A partir daquele momento histriônico, Lenise e eu nos aproximamos. Já crítico, eu a conhecia de vislumbrar em estreias, ela sempre presente, mas passamos então a conversar com frequência. Viramos parceiros na cobertura de teatro, viajamos atrás de peças por todo lado.

Na montagem seguinte de Zé, “Ham-let”, convivemos nas coxias do Teatro Oficina, finalmente reaberto. Na primeira leitura, no Sesc de São José dos Campos, quando eu ainda fazia Horácio e pensava ser ator, ela estava lá, na segunda fileira, olhar atento e carinhoso.

Exatos 20 anos atrás, quando lancei uma coletânea de textos sobre teatro (“Divers/idade – Um guia para o teatro dos anos 90”, Hucitec), quase 50 fotos e a capa/contracapa, uma colagem com Pascoal da Conceição, Matheus Nachtergaele e muitos mais, eram dela.

Também em “Cacilda!” fomos companheiros de coxia, em 1998. O nome do blog vem do espetáculo. A Cacilda que Lenise e eu conhecemos não foi aquela do TBC, mas a personagem que Zé levou ao palco, como incorporação do teatro brasileiro. A Cacilda que dizia, como nós dois: “Todos os teatros são meus teatros”.

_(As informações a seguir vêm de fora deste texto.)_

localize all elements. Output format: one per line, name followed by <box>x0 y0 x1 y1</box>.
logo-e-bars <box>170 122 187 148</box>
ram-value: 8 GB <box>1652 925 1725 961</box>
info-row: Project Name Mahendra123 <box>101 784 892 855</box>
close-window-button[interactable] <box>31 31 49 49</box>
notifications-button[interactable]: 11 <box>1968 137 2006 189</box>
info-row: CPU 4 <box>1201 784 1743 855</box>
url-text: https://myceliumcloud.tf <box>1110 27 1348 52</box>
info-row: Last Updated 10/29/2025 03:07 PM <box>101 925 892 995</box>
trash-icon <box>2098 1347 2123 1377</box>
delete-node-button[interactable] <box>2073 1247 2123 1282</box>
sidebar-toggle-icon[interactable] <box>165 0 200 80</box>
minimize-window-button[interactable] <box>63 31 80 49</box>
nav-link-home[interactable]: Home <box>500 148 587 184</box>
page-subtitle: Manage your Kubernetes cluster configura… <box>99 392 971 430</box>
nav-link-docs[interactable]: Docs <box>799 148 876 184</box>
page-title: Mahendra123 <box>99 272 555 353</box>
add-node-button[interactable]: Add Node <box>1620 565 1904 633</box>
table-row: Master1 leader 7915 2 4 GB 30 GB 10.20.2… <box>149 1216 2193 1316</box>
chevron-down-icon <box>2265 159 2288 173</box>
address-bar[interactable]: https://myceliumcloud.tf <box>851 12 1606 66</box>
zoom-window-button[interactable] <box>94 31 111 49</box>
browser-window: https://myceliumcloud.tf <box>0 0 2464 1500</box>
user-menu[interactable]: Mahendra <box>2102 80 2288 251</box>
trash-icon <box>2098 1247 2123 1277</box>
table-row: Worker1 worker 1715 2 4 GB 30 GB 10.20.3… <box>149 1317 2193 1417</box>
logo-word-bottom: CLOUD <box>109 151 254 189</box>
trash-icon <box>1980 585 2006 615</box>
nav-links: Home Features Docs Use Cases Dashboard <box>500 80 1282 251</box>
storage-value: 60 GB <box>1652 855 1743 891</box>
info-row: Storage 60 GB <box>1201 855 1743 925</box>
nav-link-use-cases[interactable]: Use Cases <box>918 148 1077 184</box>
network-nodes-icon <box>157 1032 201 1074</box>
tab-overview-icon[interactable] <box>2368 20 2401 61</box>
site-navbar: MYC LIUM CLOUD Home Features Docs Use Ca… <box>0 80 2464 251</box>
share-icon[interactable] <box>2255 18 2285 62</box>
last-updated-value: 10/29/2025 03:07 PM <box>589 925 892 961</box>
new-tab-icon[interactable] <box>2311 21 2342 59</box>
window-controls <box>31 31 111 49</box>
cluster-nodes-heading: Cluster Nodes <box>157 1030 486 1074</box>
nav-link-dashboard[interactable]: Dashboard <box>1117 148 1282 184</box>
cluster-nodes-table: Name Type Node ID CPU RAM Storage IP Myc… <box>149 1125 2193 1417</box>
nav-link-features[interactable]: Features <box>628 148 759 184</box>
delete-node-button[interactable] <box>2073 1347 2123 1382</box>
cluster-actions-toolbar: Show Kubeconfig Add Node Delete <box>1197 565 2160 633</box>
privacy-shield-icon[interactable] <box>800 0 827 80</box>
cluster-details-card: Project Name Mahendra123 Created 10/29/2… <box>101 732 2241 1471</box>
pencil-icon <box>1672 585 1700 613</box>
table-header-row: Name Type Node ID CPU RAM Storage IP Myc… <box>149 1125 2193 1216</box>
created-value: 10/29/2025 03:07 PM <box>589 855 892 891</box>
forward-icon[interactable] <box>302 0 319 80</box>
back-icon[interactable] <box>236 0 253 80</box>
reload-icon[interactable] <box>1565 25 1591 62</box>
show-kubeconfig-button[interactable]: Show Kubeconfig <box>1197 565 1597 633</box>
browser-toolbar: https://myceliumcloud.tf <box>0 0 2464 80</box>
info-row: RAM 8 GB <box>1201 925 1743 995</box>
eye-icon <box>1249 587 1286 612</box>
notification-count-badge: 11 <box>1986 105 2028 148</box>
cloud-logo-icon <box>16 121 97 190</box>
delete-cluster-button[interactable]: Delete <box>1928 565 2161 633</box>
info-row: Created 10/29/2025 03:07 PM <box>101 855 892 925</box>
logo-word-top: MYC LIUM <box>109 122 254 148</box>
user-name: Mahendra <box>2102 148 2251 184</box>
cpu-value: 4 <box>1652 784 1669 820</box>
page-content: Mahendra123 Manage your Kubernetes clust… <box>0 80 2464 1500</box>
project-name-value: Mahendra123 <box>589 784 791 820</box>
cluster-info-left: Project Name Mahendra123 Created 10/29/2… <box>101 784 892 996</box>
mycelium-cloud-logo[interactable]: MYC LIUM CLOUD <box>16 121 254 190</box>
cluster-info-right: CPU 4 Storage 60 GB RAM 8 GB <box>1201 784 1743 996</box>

No meio do caminho, 2003, encenamos, eu diretor, ela iluminadora e diretora de cena ao lado da inesquecível Elaine Cesar, “4.48 Psicose”, de Sarah Kane. Nunca fiz nada igual.

Depois de deixar a crítica para virar editor, eu estava sempre querendo voltar ao teatro de algum jeito, até convencer Lenise sobre o blog. A estreia foi na noite de 20 de março de 2007, com uma foto de Cacilda Becker projetada. No dia seguinte, voltei a escrever de teatro.

A imagem que acompanhava então o blog e que ainda pode ser vista nos velhos links é também uma projeção de Cacilda, ao lado de Walmor Chagas, como Estragon e Vladimir em “Esperando Godot”. A foto era projetada sobre nós. Lenise, câmera na mão, é Estragon, eu sou Vladimir.

O blog entre 2007 e 2012 está todo em arquivo. A partir de 2012, aqui.